Transfer learning-trained convolutional neural networks identify novel MRI biomarkers of Alzheimer's disease progression

Alzheimers Dement (Amst). 2021 May 14;13(1):e12140. doi: 10.1002/dad2.12140. eCollection 2021.

Abstract

Introduction: Genome-wide association studies (GWAS) for late onset Alzheimer's disease (AD) may miss genetic variants relevant for delineating disease stages when using clinically defined case/control as a phenotype due to its loose definition and heterogeneity.

Methods: We use a transfer learning technique to train three-dimensional convolutional neural network (CNN) models based on structural magnetic resonance imaging (MRI) from the screening stage in the Alzheimer's Disease Neuroimaging Initiative consortium to derive image features that reflect AD progression.
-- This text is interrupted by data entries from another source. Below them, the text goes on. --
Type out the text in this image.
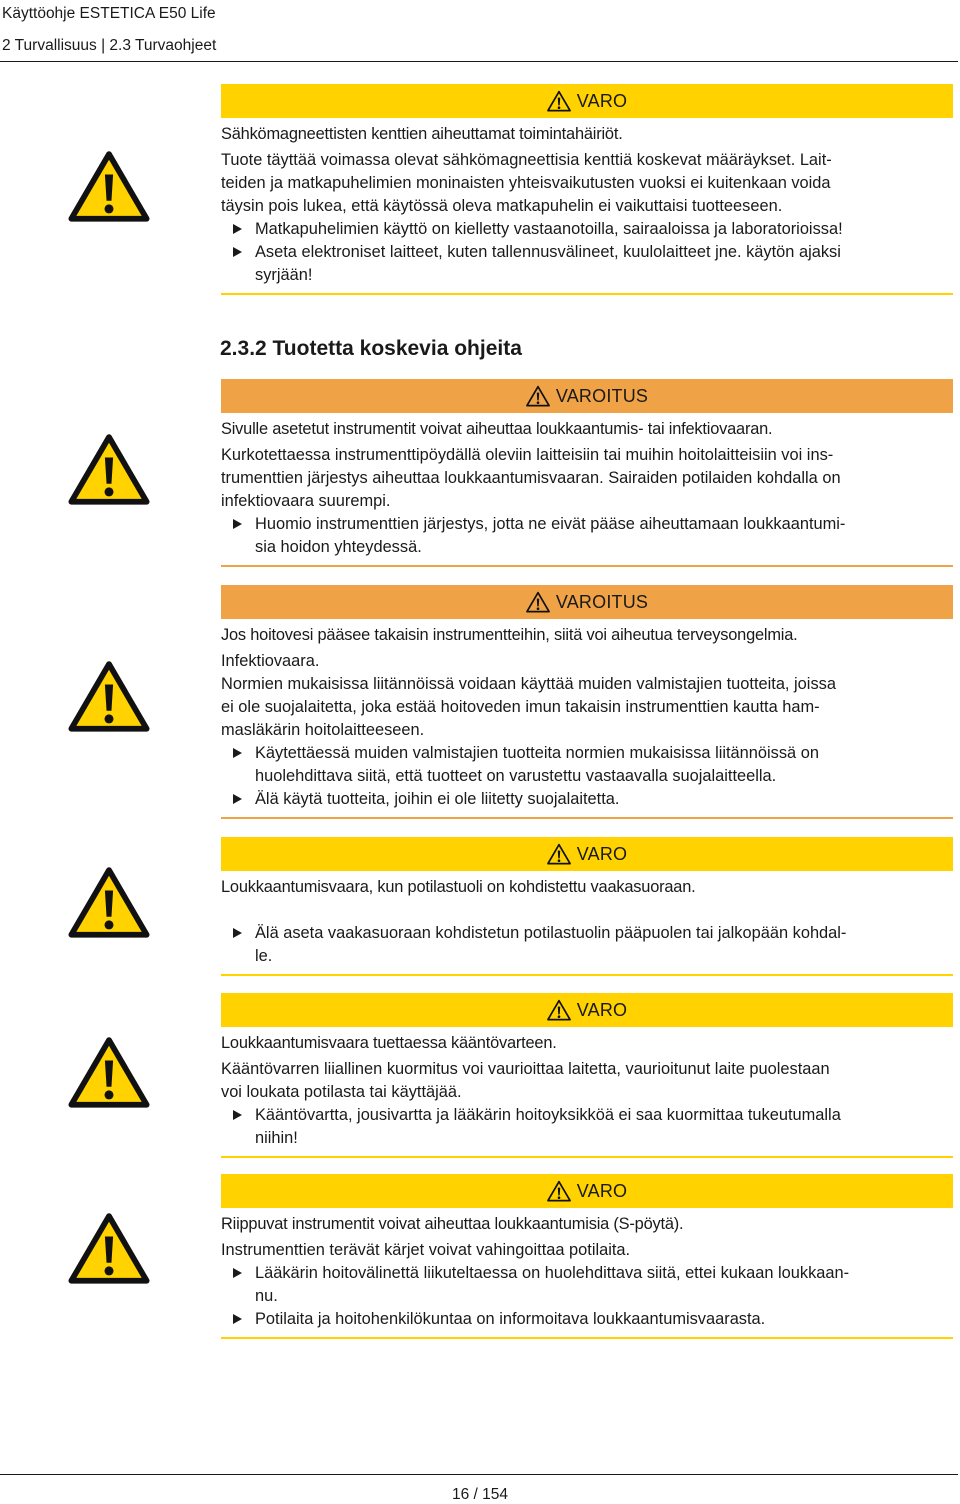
Käyttöohje ESTETICA E50 Life
2 Turvallisuus | 2.3 Turvaohjeet
2.3.2 Tuotetta koskevia ohjeita
VARO
Sähkömagneettisten kenttien aiheuttamat toimintahäiriöt.
Tuote täyttää voimassa olevat sähkömagneettisia kenttiä koskevat määräykset. Lait-
teiden ja matkapuhelimien moninaisten yhteisvaikutusten vuoksi ei kuitenkaan voida
täysin pois lukea, että käytössä oleva matkapuhelin ei vaikuttaisi tuotteeseen.
Matkapuhelimien käyttö on kielletty vastaanotoilla, sairaaloissa ja laboratorioissa!
Aseta elektroniset laitteet, kuten tallennusvälineet, kuulolaitteet jne. käytön ajaksi
syrjään!
VAROITUS
Sivulle asetetut instrumentit voivat aiheuttaa loukkaantumis- tai infektiovaaran.
Kurkotettaessa instrumenttipöydällä oleviin laitteisiin tai muihin hoitolaitteisiin voi ins-
trumenttien järjestys aiheuttaa loukkaantumisvaaran. Sairaiden potilaiden kohdalla on
infektiovaara suurempi.
Huomio instrumenttien järjestys, jotta ne eivät pääse aiheuttamaan loukkaantumi-
sia hoidon yhteydessä.
VAROITUS
Jos hoitovesi pääsee takaisin instrumentteihin, siitä voi aiheutua terveysongelmia.
Infektiovaara.
Normien mukaisissa liitännöissä voidaan käyttää muiden valmistajien tuotteita, joissa
ei ole suojalaitetta, joka estää hoitoveden imun takaisin instrumenttien kautta ham-
masläkärin hoitolaitteeseen.
Käytettäessä muiden valmistajien tuotteita normien mukaisissa liitännöissä on
huolehdittava siitä, että tuotteet on varustettu vastaavalla suojalaitteella.
Älä käytä tuotteita, joihin ei ole liitetty suojalaitetta.
VARO
Loukkaantumisvaara, kun potilastuoli on kohdistettu vaakasuoraan.
Älä aseta vaakasuoraan kohdistetun potilastuolin pääpuolen tai jalkopään kohdal-
le.
VARO
Loukkaantumisvaara tuettaessa kääntövarteen.
Kääntövarren liiallinen kuormitus voi vaurioittaa laitetta, vaurioitunut laite puolestaan
voi loukata potilasta tai käyttäjää.
Kääntövartta, jousivartta ja lääkärin hoitoyksikköä ei saa kuormittaa tukeutumalla
niihin!
VARO
Riippuvat instrumentit voivat aiheuttaa loukkaantumisia (S-pöytä).
Instrumenttien terävät kärjet voivat vahingoittaa potilaita.
Lääkärin hoitovälinettä liikuteltaessa on huolehdittava siitä, ettei kukaan loukkaan-
nu.
Potilaita ja hoitohenkilökuntaa on informoitava loukkaantumisvaarasta.
16 / 154
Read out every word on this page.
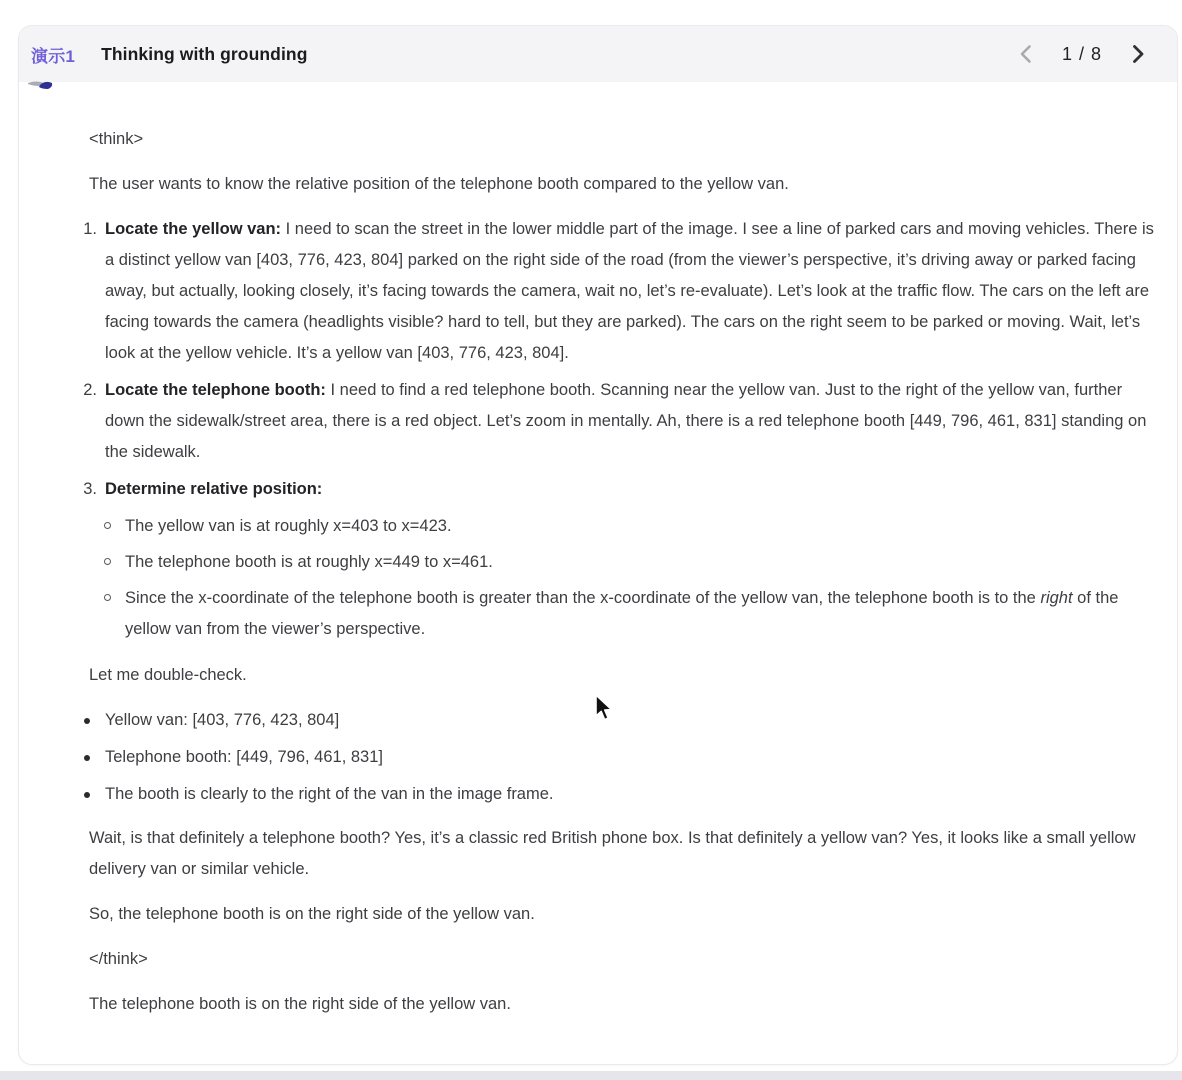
演示1 Thinking with grounding	1 / 8

<think>

The user wants to know the relative position of the telephone booth compared to the yellow van.

1. Locate the yellow van: I need to scan the street in the lower middle part of the image. I see a line of parked cars and moving vehicles. There is a distinct yellow van [403, 776, 423, 804] parked on the right side of the road (from the viewer’s perspective, it’s driving away or parked facing away, but actually, looking closely, it’s facing towards the camera, wait no, let’s re-evaluate). Let’s look at the traffic flow. The cars on the left are facing towards the camera (headlights visible? hard to tell, but they are parked). The cars on the right seem to be parked or moving. Wait, let’s look at the yellow vehicle. It’s a yellow van [403, 776, 423, 804].
2. Locate the telephone booth: I need to find a red telephone booth. Scanning near the yellow van. Just to the right of the yellow van, further down the sidewalk/street area, there is a red object. Let’s zoom in mentally. Ah, there is a red telephone booth [449, 796, 461, 831] standing on the sidewalk.
3. Determine relative position:
The yellow van is at roughly x=403 to x=423.
The telephone booth is at roughly x=449 to x=461.
Since the x-coordinate of the telephone booth is greater than the x-coordinate of the yellow van, the telephone booth is to the right of the yellow van from the viewer’s perspective.

Let me double-check.

Yellow van: [403, 776, 423, 804]
Telephone booth: [449, 796, 461, 831]
The booth is clearly to the right of the van in the image frame.

Wait, is that definitely a telephone booth? Yes, it’s a classic red British phone box. Is that definitely a yellow van? Yes, it looks like a small yellow delivery van or similar vehicle.

So, the telephone booth is on the right side of the yellow van.

</think>

The telephone booth is on the right side of the yellow van.
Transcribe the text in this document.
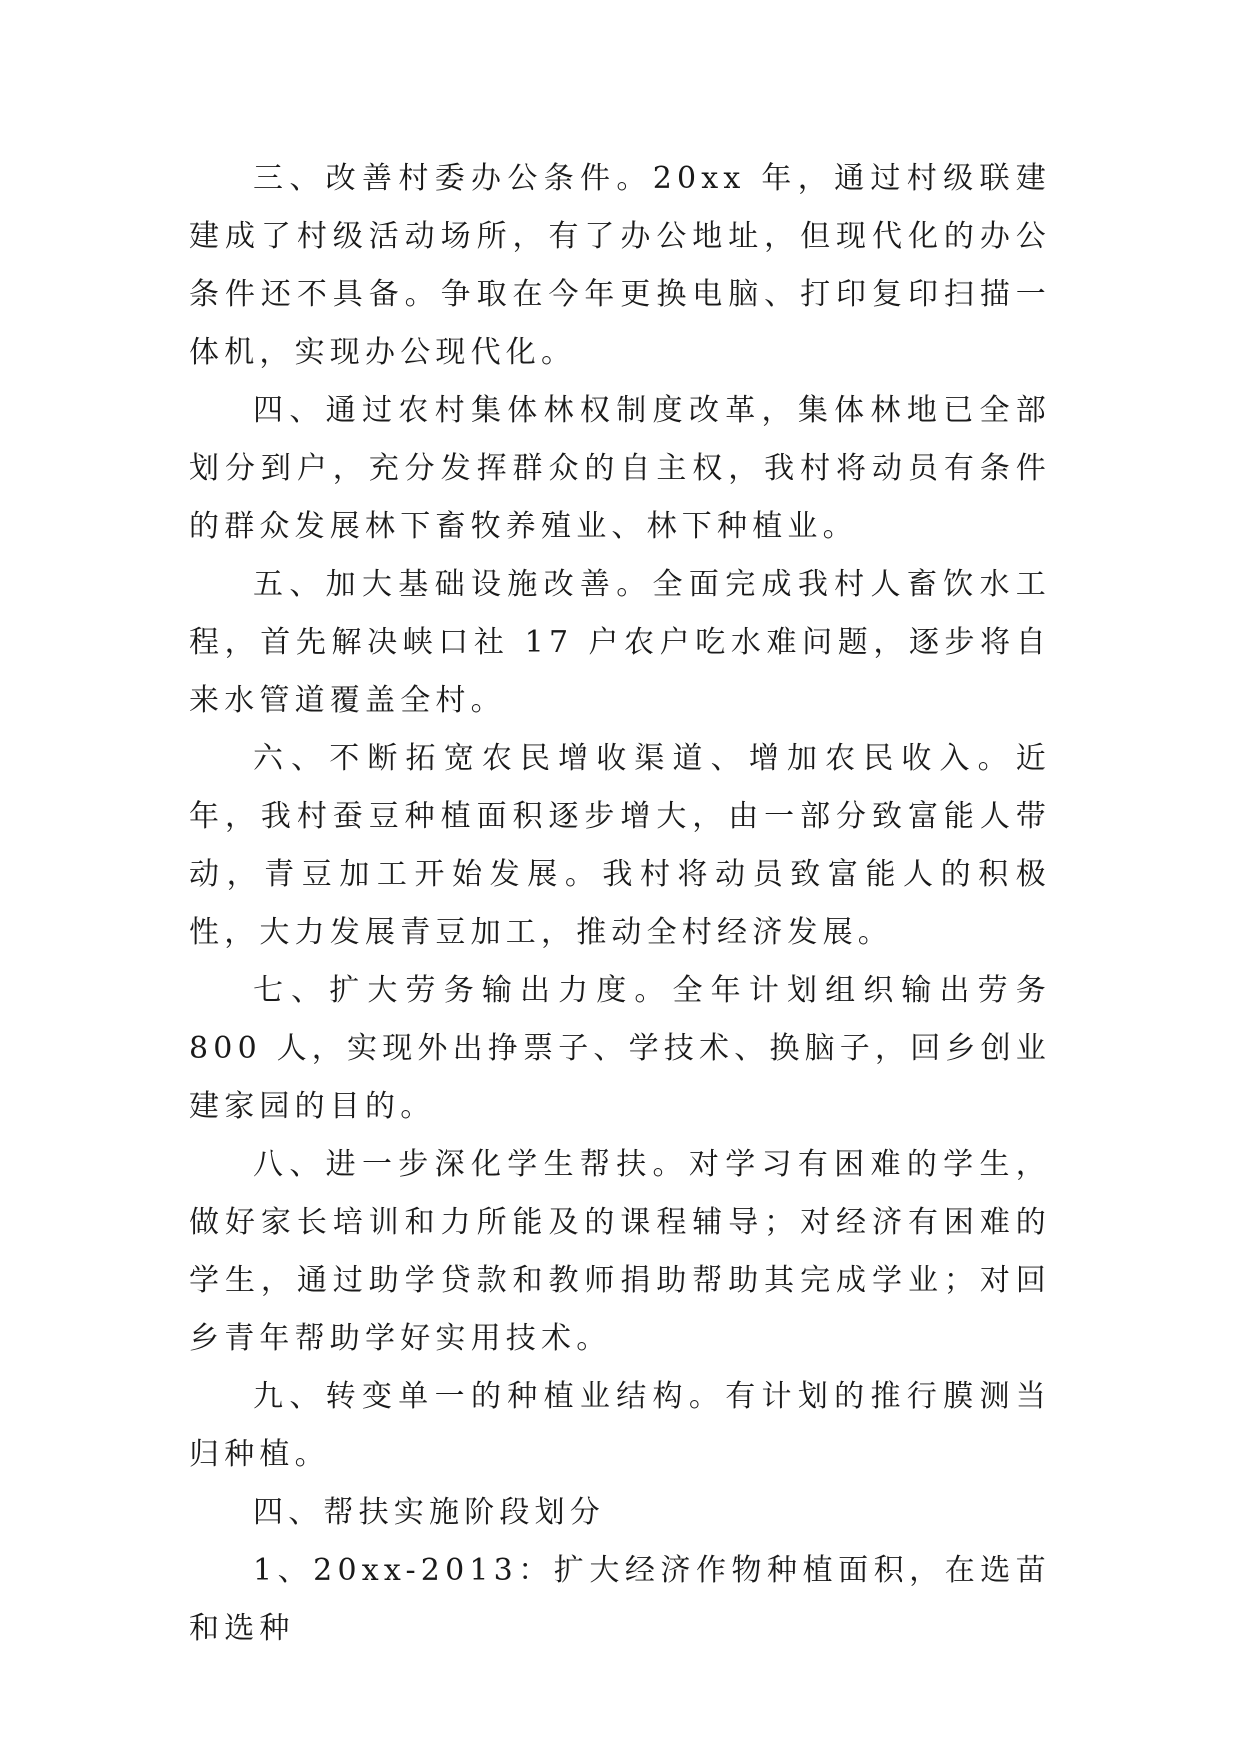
三、改善村委办公条件。20xx 年，通过村级联建建成了村级活动场所，有了办公地址，但现代化的办公条件还不具备。争取在今年更换电脑、打印复印扫描一体机，实现办公现代化。

四、通过农村集体林权制度改革，集体林地已全部划分到户，充分发挥群众的自主权，我村将动员有条件的群众发展林下畜牧养殖业、林下种植业。

五、加大基础设施改善。全面完成我村人畜饮水工程，首先解决峡口社 17 户农户吃水难问题，逐步将自来水管道覆盖全村。

六、不断拓宽农民增收渠道、增加农民收入。近年，我村蚕豆种植面积逐步增大，由一部分致富能人带动，青豆加工开始发展。我村将动员致富能人的积极性，大力发展青豆加工，推动全村经济发展。

七、扩大劳务输出力度。全年计划组织输出劳务 800 人，实现外出挣票子、学技术、换脑子，回乡创业建家园的目的。

八、进一步深化学生帮扶。对学习有困难的学生，做好家长培训和力所能及的课程辅导；对经济有困难的学生，通过助学贷款和教师捐助帮助其完成学业；对回乡青年帮助学好实用技术。

九、转变单一的种植业结构。有计划的推行膜测当归种植。

四、帮扶实施阶段划分

1、20xx-2013：扩大经济作物种植面积，在选苗和选种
Results: CNN-derived image phenotypes are significantly associated with fasting metabolites related to early lipid metabolic changes as well as insulin resistance and with genetic variants mapped to candidate genes enriched for amyloid beta degradation, tau phosphorylation, calcium ion binding-dependent synaptic loss, APP-regulated inflammation response, and insulin resistance.

Discussion: This is the first attempt to show that non-invasive MRI biomarkers are linked to AD progression characteristics, reinforcing their use in early AD diagnosis and monitoring.

Keywords: Alzheimer's disease; convolutional neural networks; deep learning; disease progression; imaging phenotypes; machine learning; magnetic resonance imaging; transfer learning.